Tanagram is a collection of tools for developers to rapidly navigate, search, and edit code across medium, large, and ginormous repos and codebases.
The way we work with code hasn't kept up with how much we code. Companies have dozens, hundreds, or even thousands of interconnected services, sometimes in their own repositories, spanning many millions of lines of code. But our primary way of interacting with this complex system is by squinting through the few dozen lines of code that can fit on our screen at once. That's like 0.001% of the whole system (give or take a zero).
All the real knowledge — the information about how an API works, the inputs and outputs of a service, what specifically broke and paged you at 3am — exists elsewhere. If you're lucky, maybe there's documentation. If you're less lucky, hopefully you can find some time to talk with the engineer who wrote the code (if they're still around). All too often, you end up having to do your own archeology.
Tanagram maps out your whole codebase and finds all the connections.

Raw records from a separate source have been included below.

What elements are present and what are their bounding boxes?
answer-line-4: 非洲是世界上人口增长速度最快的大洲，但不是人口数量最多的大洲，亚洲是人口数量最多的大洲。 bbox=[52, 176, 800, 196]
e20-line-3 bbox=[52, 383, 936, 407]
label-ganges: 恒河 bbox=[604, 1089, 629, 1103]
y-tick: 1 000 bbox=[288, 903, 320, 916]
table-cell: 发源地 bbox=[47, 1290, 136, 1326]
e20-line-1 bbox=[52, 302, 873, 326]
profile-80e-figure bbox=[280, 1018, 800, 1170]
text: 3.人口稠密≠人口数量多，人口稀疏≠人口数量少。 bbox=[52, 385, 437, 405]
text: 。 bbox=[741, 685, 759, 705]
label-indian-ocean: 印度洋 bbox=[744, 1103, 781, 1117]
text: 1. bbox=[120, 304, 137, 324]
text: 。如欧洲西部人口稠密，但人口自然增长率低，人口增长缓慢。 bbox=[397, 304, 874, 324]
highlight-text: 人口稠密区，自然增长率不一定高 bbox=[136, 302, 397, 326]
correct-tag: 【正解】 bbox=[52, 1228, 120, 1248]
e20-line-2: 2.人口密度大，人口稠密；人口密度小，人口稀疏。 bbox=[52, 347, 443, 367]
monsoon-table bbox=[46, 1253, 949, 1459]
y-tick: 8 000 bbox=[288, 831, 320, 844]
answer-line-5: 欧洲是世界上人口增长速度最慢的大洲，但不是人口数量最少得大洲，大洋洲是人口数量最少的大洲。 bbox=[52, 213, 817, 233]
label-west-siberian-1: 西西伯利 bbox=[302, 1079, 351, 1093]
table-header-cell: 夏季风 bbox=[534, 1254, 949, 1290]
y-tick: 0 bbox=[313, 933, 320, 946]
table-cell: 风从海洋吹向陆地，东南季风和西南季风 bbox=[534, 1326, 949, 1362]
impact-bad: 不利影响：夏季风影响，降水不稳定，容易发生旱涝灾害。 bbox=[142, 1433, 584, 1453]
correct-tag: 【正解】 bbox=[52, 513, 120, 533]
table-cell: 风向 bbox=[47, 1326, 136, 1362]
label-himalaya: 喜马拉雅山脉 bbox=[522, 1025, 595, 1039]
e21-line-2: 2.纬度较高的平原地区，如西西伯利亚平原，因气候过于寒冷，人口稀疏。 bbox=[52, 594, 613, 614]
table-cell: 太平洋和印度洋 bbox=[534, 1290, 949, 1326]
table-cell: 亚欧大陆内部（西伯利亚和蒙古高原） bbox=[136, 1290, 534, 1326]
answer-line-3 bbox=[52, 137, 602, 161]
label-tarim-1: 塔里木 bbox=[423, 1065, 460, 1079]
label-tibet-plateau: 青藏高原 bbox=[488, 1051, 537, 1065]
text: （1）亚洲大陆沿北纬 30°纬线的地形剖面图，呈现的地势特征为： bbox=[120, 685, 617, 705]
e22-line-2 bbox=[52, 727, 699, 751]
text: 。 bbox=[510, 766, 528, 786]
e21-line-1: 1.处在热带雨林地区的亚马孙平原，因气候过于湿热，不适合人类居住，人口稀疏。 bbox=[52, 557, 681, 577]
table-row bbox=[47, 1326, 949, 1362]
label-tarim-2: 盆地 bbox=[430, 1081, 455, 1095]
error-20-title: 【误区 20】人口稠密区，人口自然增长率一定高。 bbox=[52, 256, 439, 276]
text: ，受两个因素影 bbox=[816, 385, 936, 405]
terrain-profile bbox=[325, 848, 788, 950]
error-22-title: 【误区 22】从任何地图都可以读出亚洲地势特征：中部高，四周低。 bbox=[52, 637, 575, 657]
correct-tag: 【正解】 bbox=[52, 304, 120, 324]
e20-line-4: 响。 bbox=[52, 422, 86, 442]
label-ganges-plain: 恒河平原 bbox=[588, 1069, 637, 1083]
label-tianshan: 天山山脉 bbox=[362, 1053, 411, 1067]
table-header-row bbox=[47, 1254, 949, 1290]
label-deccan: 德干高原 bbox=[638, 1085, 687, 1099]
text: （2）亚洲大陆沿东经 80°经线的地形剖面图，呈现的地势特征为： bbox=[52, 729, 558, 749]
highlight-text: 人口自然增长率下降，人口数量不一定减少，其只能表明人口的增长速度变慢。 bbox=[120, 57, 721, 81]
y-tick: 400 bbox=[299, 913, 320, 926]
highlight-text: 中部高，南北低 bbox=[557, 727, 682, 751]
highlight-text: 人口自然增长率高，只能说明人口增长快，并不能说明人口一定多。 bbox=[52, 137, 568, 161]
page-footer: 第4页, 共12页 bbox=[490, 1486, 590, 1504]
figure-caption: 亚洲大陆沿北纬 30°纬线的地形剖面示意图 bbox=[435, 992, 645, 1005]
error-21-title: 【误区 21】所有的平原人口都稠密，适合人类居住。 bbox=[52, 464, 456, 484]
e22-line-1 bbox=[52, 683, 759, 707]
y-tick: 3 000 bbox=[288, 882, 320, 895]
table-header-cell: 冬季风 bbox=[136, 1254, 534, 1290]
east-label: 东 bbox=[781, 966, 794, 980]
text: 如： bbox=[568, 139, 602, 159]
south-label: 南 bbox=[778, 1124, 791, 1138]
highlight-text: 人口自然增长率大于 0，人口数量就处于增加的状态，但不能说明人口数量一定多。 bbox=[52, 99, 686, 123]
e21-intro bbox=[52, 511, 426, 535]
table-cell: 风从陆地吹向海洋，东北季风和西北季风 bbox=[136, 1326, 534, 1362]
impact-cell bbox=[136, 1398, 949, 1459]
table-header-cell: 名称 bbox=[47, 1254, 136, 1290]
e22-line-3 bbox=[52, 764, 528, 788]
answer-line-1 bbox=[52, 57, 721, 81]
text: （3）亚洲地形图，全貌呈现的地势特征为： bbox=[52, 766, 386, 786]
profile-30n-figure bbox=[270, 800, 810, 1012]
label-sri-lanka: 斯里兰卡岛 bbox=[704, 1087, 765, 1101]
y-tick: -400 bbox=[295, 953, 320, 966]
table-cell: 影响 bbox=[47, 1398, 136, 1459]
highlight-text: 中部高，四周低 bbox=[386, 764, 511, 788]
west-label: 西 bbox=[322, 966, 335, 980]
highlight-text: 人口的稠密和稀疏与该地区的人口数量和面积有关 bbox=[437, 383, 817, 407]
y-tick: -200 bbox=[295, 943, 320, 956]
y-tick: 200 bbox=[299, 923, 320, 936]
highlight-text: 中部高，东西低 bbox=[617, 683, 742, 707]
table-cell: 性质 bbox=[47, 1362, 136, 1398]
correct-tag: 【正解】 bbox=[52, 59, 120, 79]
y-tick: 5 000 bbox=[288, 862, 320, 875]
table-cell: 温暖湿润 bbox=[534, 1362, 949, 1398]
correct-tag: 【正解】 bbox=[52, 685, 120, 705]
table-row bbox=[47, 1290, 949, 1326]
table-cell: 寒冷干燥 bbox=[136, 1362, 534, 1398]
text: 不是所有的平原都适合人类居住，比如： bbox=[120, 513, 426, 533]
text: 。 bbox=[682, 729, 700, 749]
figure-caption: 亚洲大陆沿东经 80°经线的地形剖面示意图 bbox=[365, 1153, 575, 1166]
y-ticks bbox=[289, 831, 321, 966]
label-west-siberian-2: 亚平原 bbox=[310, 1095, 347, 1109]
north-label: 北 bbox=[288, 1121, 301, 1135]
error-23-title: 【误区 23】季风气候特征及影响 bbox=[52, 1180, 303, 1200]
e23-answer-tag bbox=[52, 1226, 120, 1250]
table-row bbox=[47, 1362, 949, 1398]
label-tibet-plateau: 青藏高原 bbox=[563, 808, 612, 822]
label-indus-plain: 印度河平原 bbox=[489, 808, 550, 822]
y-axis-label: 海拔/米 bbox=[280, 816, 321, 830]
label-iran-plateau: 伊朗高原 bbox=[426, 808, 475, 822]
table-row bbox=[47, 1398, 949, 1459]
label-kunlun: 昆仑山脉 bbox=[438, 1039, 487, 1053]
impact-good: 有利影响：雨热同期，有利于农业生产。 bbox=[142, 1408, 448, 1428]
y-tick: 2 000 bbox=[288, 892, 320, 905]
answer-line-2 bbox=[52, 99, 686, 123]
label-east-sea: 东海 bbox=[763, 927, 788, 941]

It combines call and scope graphs (powered by compiler-precise intelligence), known patterns, version control history, and custom information sources to build a complete picture of how everything works. Applications built on top of this foundation — both those that we build and those that you can build yourself — provide all the relevant context during different development activities.
Instead of only being able to see 0.001% of the system, it's like being able to see a full 1%, or even 10%, of how everything works. That's a super-power.
Tanagram is founded by Feifan Zhou, who was an early engineer on Stripe Issuing (and experienced this codebase context problem firsthand as Stripe's codebase grew to about 10 million lines of code). Tanagram is backed by Pear VC (PearX W25).